Fire ants booted at Texas block party
The Texas Agricultural Extension Service is encouraging Texas homeowners to organize block parties for coordinated fire ant management. Participants simultaneously disperse fire ant bait across all yards and open spaces, preventing mounds from popping up next door just after one yard istreated.
By using large amounts of bait, the neighborhoods can diminish ant populations. Ants accept bait as a food source and carry it back to the colony to share with the queen. Once the queen dies, the colony perishes.
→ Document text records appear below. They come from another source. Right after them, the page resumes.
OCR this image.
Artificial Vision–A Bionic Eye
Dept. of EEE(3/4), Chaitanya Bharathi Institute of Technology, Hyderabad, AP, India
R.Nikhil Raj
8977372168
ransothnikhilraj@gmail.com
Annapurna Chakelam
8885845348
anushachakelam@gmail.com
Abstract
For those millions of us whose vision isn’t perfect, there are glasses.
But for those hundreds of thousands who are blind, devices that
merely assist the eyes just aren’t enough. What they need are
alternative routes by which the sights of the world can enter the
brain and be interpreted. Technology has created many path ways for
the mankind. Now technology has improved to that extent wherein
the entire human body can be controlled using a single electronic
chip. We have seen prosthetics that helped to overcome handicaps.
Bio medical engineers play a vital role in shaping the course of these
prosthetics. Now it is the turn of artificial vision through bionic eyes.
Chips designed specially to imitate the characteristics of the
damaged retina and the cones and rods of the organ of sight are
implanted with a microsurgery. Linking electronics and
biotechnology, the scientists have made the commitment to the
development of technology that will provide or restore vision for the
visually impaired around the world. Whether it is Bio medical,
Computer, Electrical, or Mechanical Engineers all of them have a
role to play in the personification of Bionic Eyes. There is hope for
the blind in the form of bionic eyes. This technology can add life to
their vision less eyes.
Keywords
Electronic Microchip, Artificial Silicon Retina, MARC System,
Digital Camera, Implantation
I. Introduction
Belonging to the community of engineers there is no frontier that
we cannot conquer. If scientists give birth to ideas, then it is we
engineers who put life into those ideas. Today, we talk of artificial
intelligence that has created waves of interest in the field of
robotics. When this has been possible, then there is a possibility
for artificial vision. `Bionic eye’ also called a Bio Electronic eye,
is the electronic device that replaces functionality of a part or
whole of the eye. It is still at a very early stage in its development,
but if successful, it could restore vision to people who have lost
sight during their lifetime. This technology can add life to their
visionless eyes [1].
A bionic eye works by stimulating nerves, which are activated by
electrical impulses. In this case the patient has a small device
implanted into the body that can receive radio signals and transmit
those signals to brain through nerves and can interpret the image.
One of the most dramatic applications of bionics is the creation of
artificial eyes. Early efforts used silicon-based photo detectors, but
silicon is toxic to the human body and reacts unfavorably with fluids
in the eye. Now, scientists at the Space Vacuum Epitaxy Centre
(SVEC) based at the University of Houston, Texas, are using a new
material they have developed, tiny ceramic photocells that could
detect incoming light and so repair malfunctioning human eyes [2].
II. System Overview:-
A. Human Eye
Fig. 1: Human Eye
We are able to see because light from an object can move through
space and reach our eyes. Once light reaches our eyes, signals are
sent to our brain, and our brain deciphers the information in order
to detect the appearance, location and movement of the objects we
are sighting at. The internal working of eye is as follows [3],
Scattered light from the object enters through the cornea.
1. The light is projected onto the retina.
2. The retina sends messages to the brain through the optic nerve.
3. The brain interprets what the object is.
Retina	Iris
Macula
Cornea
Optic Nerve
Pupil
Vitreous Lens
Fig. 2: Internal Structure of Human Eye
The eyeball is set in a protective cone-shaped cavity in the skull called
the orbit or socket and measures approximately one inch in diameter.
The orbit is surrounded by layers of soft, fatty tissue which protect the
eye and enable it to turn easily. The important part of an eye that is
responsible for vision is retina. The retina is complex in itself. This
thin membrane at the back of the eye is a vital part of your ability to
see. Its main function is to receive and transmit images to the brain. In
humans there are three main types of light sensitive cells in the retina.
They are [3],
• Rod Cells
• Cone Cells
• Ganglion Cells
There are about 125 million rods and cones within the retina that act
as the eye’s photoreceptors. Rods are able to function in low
Last fall, Austin homeowner Melanie Duck responded to a flyer from the Travis County Extension Service and volunteered her neighborhood for a demonstration project on fire ant control. “Fire ants are a real problem here,” Duck explains. “We have upwards of 80 children in the neighborhood, and they’ve all been stung at one time or another. The ants get into pet food, damage electrical wiring and create a general nuisance, as well as a potential health problem. Most homeowners were treating for ants on an individual basis, and the program gave us an opportunity to work together.”
“We ended up with 90 percent participation when we held the block party last fall,” Duck says. “It took about two weeks for all the ants to disappear, but, once they were gone, they stayed gone. We’ll definitely continue to use the block party concept to manage our fire ant problem.”